Es war erst gestern, als der Präsident der EU-Kommission, Jean-Claude Juncker, in einer Grundsatzrede im Rahmen der Aussprache zur „Lage der Union“ im Europäischen Parlament kostenloses freies WLAN in den Zentren „jedes europäischen Ortes und jeder Stadt“ versprach.
Da kannte er auch das heutige Urteil des Europäischen Gerichtshofs (EuGH) noch nicht, nach dem jemand, der öffentliches WLAN anbietet, nur ein einziges Mal nicht in Anspruch genommen werden kann – danach kann die Abmahnindustrie, gelegentlich auch „Rechteinhaber“ genannt, erzwingen, daß das entsprechende WLAN mit einem individuellen Paßwort für jeden Nutzer verschlossen wird.
Ein typisches Urteil für die EU: Der Sieg der Interessen von Rechteinhabern und Konzernen über die berechtigten Anliegen der Bürger – in dessen Folge Europa als Standort von modernen, kreativen Internetlösungen noch weiter ins Abseits gestellt wird. Europäische Dienste wie Google, Facebook, Twitter oder Amazon dürfte es als europäisches Unternehmen unter diesen Umständen wohl kaum jemals geben.

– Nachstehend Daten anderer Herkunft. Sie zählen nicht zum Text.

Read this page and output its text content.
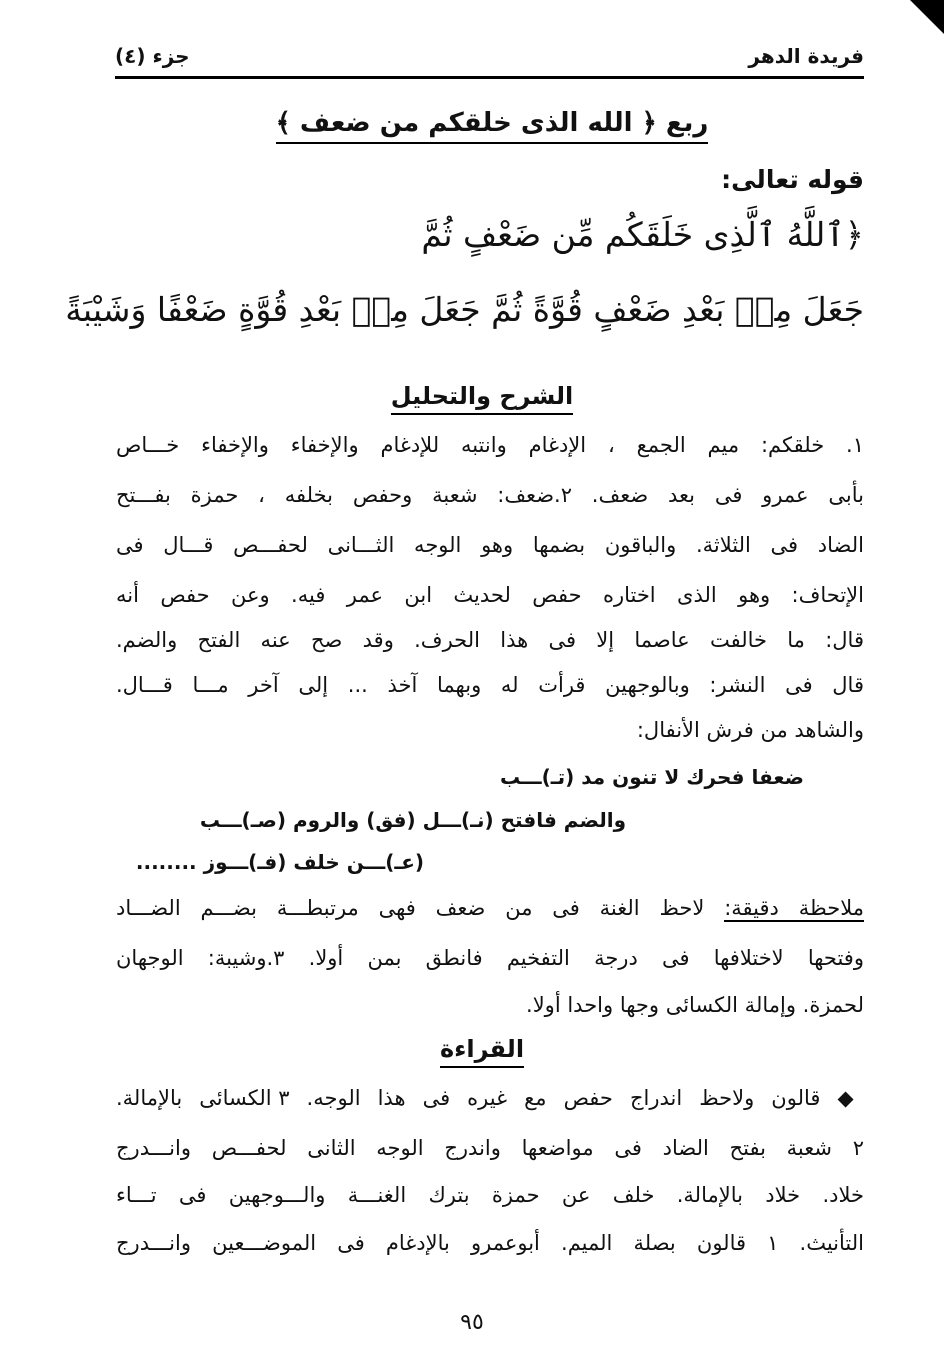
فريدة الدهر
جزء (٤)
ربع ﴿ الله الذى خلقكم من ضعف ﴾
قوله تعالى:
﴿ٱللَّهُ ٱلَّذِى خَلَقَكُم مِّن ضَعْفٍ ثُمَّ
جَعَلَ مِنۢ بَعْدِ ضَعْفٍ قُوَّةً ثُمَّ جَعَلَ مِنۢ بَعْدِ قُوَّةٍ ضَعْفًا وَشَيْبَةً
الشرح والتحليل
١. خلقكم: ميم الجمع ، الإدغام وانتبه للإدغام والإخفاء والإخفاء خـــاص
بأبى عمرو فى بعد ضعف. ٢.ضعف: شعبة وحفص بخلفه ، حمزة بفـــتح
الضاد فى الثلاثة. والباقون بضمها وهو الوجه الثـــانى لحفـــص قـــال فى
الإتحاف: وهو الذى اختاره حفص لحديث ابن عمر فيه. وعن حفص أنه
قال: ما خالفت عاصما إلا فى هذا الحرف. وقد صح عنه الفتح والضم.
قال فى النشر: وبالوجهين قرأت له وبهما آخذ ... إلى آخر مـــا قـــال.
والشاهد من فرش الأنفال:
ضعفا فحرك لا تنون مد (تـ)ـــب
والضم فافتح (نـ)ـــل (فق) والروم (صـ)ـــب
(عـ)ـــن خلف (فـ)ـــوز ........
ملاحظة دقيقة: لاحظ الغنة فى من ضعف فهى مرتبطـــة بضـــم الضـــاد
وفتحها لاختلافها فى درجة التفخيم فانطق بمن أولا. ٣.وشيبة: الوجهان
لحمزة. وإمالة الكسائى وجها واحدا أولا.
القراءة
◆ قالون ولاحظ اندراج حفص مع غيره فى هذا الوجه. ٣ الكسائى بالإمالة.
٢ شعبة بفتح الضاد فى مواضعها واندرج الوجه الثانى لحفـــص وانـــدرج
خلاد. خلاد بالإمالة. خلف عن حمزة بترك الغنـــة والـــوجهين فى تـــاء
التأنيث. ١ قالون بصلة الميم. أبوعمرو بالإدغام فى الموضـــعين وانـــدرج
٩٥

Mit diesem Abmahnerfreundlichen Urteil wird Juncker sein vollmundiges Versprechen an die Zukunft einen Tag, nachdem er es abgegeben hat, wohl schon wieder kassieren müssen. Seine Rede soll aber sowieso nach diversen Medienberichten weniger von Aufbruch als von Resignation und Müdigkeit geprägt gewesen sein – Inspiration kommt anders über.